File name: Standard.csv

NOTE: The file name is relevant!

In our biobank federation example the standard could be defined as follows:

Entity Attribute Description
Sample Material type The biospecimen type saved from a biological entity for testing, diagnostic, propagation, treatment or research purposes. Can be several values MIABIS-2.0-14
Sample Anatomical site The anatomical position of the body where the solid sample was taken from. MIABIS-44
Sample Sex The sex of the study participants. Can be one or more of the following values: Male, Female, Unknown, Undiferrentiated MIABIS-2.0-09
Sample Disease ICD-10 code
Sample Sample Collection ID Sample Colelction to wwhich the sample belong to
Sample Collection ID Sample Collection ID that links the sample to the sample collection
Sample Collection Name The name of the sample collection in english
Sample Collection Contact Information ID Contact information for the contact person of the sample collection MIABIS-2.0-07 and MIABIS-2.0-23 of the PI
Contact Information ID The unique ID of the contact person
Contact Information Email Email address of the Contact person

The first Entity in the Standard is Sample, which is the fact table in the model.

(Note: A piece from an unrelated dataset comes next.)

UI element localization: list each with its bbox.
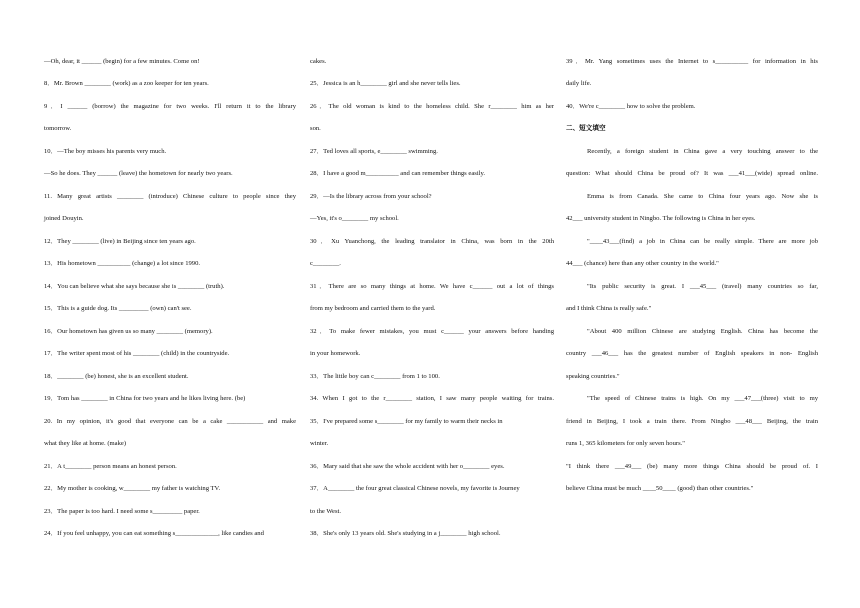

NOTE: It is important to define the attributes that are primary key to other entities

List Values File

The list values file is a csv file that contains two columns:

  • Attribute: Name of the attribute that has pre-defined values in any of the entities where the attribute is used
  • Value: Value of the attribute

File name: Standard_List_Values.csv

NOTE: The file name is relevant!

The list values files provides the pre-defined values of attributes to be mapped. In our example, the sample has two attributes that have pre-defined values: Material type and Sex

The list values can be ddefined as follows:

Attribute Value
Sex Male
Sex Female
Sex Unknown
Sex Undifferentiated
Material type Blood
Material type DNA
Material type Immortalized Cell Lines
Material type Plasma
Material type Saliva
Material type Serum
Material type Tissue (Frozen)
Material type Tissue (FFPE)
Material type RNA
Material type Urine

It means that in the datasets, the columns mapped to Sex and to Material type need to be parsed to assign the respective mapped values.

Once the standard files are created, they have to be located in the root folder of the web application. The names are relevant.